Capital goods manufacturers that export will see an ITC driven sales boom on top of the weak dollar benefit.The likes of Cat, Deere,Trinity and Valmont, among others, will see revenue growth. Even in a "U" recovery some stocks will appreciate and select American manufacturing companies may benefit from Obama's next victory. Forget about the additional debt and taxation that will accompany, like healthcare reform, the job creation "success"as it won't cause credit and inflationary problems for several years. It will be a "victory" or the Republicans will get a chance to get change correct.

Back to stocks, Deere, while certainly not cheaply priced, is an unionized exporter that serves the agriculture and construction industries and might be a place to park a few dollars while Obama creates jobs,jobs,jobs.

Tuesday, November 3, 2009


Last month I wrote a positive article on why I liked Smart balance. At that time SMBL was selling for $5.90 and I found that figure a reasonable entry point. Two important things have happened since that time. First, the price declined steadily to a low of around $5 and change, making it nearly 20 percent cheaper. Second, today the company announced that it was rolling out its milk products nationwide beginning in January, 2010.

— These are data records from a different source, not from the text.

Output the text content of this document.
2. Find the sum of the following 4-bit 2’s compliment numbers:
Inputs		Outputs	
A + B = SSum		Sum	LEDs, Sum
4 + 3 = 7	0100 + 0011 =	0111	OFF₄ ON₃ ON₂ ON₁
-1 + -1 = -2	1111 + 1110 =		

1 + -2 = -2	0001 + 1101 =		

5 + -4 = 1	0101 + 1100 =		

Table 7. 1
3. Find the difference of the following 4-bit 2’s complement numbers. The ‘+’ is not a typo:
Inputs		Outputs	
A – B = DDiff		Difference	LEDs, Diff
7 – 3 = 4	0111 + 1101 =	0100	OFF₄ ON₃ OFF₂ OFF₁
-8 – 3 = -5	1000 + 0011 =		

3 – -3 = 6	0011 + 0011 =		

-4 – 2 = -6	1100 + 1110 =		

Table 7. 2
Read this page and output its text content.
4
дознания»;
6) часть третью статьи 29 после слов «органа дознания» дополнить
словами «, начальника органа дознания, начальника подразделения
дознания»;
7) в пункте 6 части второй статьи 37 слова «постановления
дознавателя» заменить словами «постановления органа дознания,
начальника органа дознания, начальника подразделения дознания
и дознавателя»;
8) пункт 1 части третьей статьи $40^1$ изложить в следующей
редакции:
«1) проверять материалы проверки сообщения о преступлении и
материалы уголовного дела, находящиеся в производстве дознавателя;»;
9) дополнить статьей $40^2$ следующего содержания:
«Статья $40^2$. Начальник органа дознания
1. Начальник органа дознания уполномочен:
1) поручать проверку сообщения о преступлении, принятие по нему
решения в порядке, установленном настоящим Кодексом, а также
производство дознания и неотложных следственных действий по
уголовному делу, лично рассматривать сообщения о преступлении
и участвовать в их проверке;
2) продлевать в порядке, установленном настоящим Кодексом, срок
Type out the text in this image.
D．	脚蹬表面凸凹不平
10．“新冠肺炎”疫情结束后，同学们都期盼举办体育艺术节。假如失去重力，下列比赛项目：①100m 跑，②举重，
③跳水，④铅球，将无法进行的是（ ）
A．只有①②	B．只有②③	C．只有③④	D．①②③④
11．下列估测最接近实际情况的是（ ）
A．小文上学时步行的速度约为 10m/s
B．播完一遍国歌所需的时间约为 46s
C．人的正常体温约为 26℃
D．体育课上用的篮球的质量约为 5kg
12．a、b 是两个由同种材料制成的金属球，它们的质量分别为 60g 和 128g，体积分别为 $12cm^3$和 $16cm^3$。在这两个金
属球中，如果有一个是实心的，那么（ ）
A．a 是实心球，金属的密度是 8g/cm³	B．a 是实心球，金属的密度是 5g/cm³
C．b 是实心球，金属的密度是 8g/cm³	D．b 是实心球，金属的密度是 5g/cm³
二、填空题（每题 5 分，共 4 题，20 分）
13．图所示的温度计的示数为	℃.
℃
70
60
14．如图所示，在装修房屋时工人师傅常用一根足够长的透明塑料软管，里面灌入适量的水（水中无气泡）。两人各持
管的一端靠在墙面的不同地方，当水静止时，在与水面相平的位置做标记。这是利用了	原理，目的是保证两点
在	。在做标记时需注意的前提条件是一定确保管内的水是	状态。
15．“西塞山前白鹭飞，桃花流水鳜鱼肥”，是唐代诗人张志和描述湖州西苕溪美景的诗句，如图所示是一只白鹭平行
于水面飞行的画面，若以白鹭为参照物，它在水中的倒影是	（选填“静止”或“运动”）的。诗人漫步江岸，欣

I liked the company at $5.90, so I was very happy to see it go lower. I now own more shares. The milk rollout is exciting. The company says the results of their test market this year in Florida was very favorable. That's good news as milk is a bigger market than spreads. Second, it's good to have feedback that some consumers are still willing to buy premium products in a very difficult economy.

The rollout will eat up some cash, but the company's structure lets them tackle nationwide distribution relatively conservative. Remember, SMBL doesn't own manufacturing or packaging plants. It's all contracted and they announced that they have assembled their dairy partners for the milk venture. The success of the spreads assures shelf space in the milk case.

Nationwide milk distribution and consumer acceptance positions the company well in its quest to become a billion dollar organization. Steve Hughes and his team have the expertise and nads to take on a major, although calculated, expansion in the midst of a difficult economy. They continue to execute their well thought out plan.

I remain encouraged by SMBL's progress and can't wait for 5 years to elapse. Shareholders will be nicely rewarded.